Westminster Press Welcomes Makers, Artists and Shoppers to Cherokee and Compton

 In Culture

Two white guys. Two Washington University degrees. One new business on Cherokee. Two zines dedicated to drag queens and “spreads of beautiful men spreading it.”

As of Dec. 5, the yellow door at Cherokee and Compton is now home to Westminster Press, headed by Business Manager Nick Curry and Art Director Tucker Pierce, and a bevy of makers, fine artists, interns, students and shoppers. Most importantly, it aims to be a home for voices that otherwise have to fight for inclusion, an intention the duo set with Saturday’s opening night.

Photo by Zoe Becker

Photo by Zoe Becker

They opened the space for a night of beer (thanks, Earthbound Brewery!), snacks, music and socializing with friendly, passionate supporters.

To help kick off the debut, local artists Emmeline Solomon, Catalina Ouyang, Lauren Cardenas and Cole Lu filled half of the space with original pieces.
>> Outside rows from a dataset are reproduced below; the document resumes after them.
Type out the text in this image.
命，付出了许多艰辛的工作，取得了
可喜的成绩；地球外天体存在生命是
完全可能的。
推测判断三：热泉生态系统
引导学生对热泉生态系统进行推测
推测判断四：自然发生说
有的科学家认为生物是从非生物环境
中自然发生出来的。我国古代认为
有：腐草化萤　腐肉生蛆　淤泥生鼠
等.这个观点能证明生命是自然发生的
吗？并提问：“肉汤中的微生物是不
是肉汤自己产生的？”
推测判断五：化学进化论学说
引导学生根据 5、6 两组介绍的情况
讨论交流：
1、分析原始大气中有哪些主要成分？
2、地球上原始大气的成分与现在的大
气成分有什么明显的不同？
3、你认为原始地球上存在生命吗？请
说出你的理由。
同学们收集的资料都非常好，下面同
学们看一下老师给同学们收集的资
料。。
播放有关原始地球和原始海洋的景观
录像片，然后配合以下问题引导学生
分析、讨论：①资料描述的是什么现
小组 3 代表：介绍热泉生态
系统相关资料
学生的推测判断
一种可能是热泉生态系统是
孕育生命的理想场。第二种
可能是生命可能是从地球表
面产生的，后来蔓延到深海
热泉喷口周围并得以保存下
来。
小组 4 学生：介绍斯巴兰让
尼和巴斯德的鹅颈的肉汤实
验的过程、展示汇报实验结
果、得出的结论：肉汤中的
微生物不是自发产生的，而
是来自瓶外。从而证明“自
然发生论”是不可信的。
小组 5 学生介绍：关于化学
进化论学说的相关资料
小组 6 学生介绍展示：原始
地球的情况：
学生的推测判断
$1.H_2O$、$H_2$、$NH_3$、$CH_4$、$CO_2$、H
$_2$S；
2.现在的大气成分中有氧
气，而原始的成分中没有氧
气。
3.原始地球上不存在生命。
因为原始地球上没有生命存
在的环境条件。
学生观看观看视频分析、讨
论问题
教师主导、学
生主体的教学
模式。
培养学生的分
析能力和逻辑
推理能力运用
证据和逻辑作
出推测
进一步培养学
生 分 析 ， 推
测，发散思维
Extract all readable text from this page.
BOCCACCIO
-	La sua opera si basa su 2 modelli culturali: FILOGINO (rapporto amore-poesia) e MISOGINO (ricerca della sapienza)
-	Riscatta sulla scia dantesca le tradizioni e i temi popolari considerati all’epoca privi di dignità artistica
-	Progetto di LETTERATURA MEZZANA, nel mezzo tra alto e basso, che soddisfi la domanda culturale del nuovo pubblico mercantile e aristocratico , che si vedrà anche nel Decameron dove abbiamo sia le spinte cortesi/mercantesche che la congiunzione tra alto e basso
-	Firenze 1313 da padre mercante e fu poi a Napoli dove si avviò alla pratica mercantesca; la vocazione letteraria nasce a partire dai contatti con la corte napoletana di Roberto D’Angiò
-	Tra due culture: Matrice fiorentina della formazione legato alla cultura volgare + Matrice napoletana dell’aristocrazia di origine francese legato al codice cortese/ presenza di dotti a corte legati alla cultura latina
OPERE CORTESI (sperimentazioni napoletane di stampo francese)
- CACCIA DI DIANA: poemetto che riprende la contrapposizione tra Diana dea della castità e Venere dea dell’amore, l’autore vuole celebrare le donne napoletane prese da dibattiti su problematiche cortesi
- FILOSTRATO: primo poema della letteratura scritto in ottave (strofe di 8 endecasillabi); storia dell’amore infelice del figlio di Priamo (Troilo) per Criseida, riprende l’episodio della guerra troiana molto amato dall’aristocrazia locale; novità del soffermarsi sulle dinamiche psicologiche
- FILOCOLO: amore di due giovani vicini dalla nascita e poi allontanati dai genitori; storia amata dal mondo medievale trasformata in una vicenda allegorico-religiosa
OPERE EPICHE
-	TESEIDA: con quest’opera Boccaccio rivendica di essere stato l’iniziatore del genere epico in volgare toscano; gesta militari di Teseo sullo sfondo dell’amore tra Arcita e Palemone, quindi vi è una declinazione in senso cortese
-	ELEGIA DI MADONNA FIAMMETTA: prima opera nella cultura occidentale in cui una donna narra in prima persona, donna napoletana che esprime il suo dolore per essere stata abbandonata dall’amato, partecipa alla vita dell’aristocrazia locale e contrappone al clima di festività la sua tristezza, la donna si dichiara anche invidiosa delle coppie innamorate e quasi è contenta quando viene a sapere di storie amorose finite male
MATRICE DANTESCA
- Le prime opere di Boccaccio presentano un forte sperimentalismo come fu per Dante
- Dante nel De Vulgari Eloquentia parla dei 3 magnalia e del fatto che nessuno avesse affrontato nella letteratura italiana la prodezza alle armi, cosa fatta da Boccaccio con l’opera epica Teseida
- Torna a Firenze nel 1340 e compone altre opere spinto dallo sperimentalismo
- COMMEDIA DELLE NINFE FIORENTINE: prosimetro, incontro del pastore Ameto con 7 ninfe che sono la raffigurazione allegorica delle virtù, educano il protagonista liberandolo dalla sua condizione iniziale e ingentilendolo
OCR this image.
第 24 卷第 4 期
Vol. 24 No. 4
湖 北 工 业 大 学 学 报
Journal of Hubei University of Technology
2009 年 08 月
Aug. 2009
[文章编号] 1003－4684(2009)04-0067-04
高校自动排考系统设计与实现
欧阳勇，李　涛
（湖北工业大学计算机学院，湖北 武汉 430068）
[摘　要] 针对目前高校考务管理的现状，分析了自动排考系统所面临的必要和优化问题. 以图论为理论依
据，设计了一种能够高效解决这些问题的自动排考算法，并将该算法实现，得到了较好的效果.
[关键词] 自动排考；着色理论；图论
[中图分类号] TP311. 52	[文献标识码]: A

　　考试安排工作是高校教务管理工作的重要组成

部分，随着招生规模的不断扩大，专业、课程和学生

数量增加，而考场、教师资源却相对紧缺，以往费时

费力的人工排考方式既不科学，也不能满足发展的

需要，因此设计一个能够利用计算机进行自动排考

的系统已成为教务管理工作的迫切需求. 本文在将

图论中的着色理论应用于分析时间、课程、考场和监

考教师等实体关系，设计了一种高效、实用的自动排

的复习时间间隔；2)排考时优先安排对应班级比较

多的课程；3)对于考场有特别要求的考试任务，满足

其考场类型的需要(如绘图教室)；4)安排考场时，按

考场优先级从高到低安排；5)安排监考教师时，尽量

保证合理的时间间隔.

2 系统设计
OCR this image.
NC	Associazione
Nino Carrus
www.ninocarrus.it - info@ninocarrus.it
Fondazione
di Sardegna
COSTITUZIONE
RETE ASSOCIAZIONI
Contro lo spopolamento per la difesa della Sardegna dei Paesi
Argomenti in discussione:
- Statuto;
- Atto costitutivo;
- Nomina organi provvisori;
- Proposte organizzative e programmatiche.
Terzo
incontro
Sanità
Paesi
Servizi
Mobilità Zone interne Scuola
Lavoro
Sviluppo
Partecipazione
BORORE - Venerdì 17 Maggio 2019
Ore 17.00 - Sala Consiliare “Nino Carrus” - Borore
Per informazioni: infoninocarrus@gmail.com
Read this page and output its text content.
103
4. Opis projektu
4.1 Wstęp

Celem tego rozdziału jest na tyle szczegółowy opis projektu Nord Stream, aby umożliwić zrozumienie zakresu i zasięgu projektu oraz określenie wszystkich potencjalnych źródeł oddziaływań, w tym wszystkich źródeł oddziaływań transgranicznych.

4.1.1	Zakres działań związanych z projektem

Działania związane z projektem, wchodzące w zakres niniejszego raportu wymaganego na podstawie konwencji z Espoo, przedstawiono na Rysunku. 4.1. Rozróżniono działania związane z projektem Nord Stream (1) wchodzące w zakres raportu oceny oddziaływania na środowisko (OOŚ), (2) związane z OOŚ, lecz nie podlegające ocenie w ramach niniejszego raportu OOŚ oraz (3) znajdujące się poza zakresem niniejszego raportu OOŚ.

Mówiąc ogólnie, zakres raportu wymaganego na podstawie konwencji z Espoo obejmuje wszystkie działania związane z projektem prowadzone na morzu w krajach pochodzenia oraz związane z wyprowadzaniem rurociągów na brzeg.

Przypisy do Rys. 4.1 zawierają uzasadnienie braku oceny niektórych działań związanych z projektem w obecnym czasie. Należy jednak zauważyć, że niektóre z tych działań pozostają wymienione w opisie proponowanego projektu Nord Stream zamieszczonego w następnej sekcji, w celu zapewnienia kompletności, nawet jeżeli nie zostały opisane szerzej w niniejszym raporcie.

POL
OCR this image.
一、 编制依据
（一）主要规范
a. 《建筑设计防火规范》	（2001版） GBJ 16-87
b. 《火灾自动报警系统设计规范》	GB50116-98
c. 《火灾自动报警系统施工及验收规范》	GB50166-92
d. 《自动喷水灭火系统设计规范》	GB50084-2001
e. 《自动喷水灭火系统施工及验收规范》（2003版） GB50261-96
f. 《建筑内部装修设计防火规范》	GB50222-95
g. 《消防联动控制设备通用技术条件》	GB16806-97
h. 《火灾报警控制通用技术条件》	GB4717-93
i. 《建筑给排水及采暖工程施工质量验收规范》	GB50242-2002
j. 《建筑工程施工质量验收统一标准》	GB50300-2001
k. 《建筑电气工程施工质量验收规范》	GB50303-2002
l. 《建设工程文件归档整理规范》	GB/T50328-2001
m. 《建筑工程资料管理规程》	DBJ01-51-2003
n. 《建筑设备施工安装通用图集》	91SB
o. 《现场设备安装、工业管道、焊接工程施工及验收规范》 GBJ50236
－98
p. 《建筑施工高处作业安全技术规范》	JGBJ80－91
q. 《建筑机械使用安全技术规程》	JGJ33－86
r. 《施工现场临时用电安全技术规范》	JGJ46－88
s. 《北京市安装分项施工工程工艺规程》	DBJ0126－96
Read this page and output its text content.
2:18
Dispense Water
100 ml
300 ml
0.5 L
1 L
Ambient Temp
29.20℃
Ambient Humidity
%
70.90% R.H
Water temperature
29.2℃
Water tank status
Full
Some ­ like Ouyang’s “kittytuna” andLu’s window installation “Soft Architecture,”­ speak directly to Westminster Press’s mission to promote work made by artists of marginalized identities.

In an interview on the Westminster Press blog, Lu explained, “As a visual artist who is not only a non­citizen queer female, but also an outsider in arts before, I have always caught myself feeling dysphoric, even anxious of my own placement.”

Photo by Zoe Becker

Photo by Zoe Becker


In the gallery, guests are instructed to go outside and around the corner to take in the large-scale sign, “which was inspired by Lisa Robertson’s essay,” she explains. “I interpret this piece simply as a sense of belonging.”

Other pieces, such as Cardenas’ “Beyond Clueless” and Solomon’s “Breath (history) / Breath (lungs),”consider universal concepts like intimacy and the ways everyday life is made into an epic. Fittingly, the opposite wall is full of art pieces for everyday living.

Guests could take home everything from woven scarves, wall hangings and throw pillows to meme-ready buttons and greeting cards. Many shoppers had come through earlier in the day for Cherokee Street’s Print Bazaar. The display of items from local makers like Enamel, Bear and Otter and Butt’n Booty connects shoppers with local creatives just in time for the holidays.

“It was amazing to see how many people turned out to support the makers and artists represented in our storefront and gallery,” Curry reflected on Sunday night. “The guests were this amazing blend of Cherokee locals, friends and family of the Metro Trans Umbrella Group, members of the wider art community, and folks who just heard about us online or through word of mouth.”

Saturday’s opening was truly a celebration of a community coming home.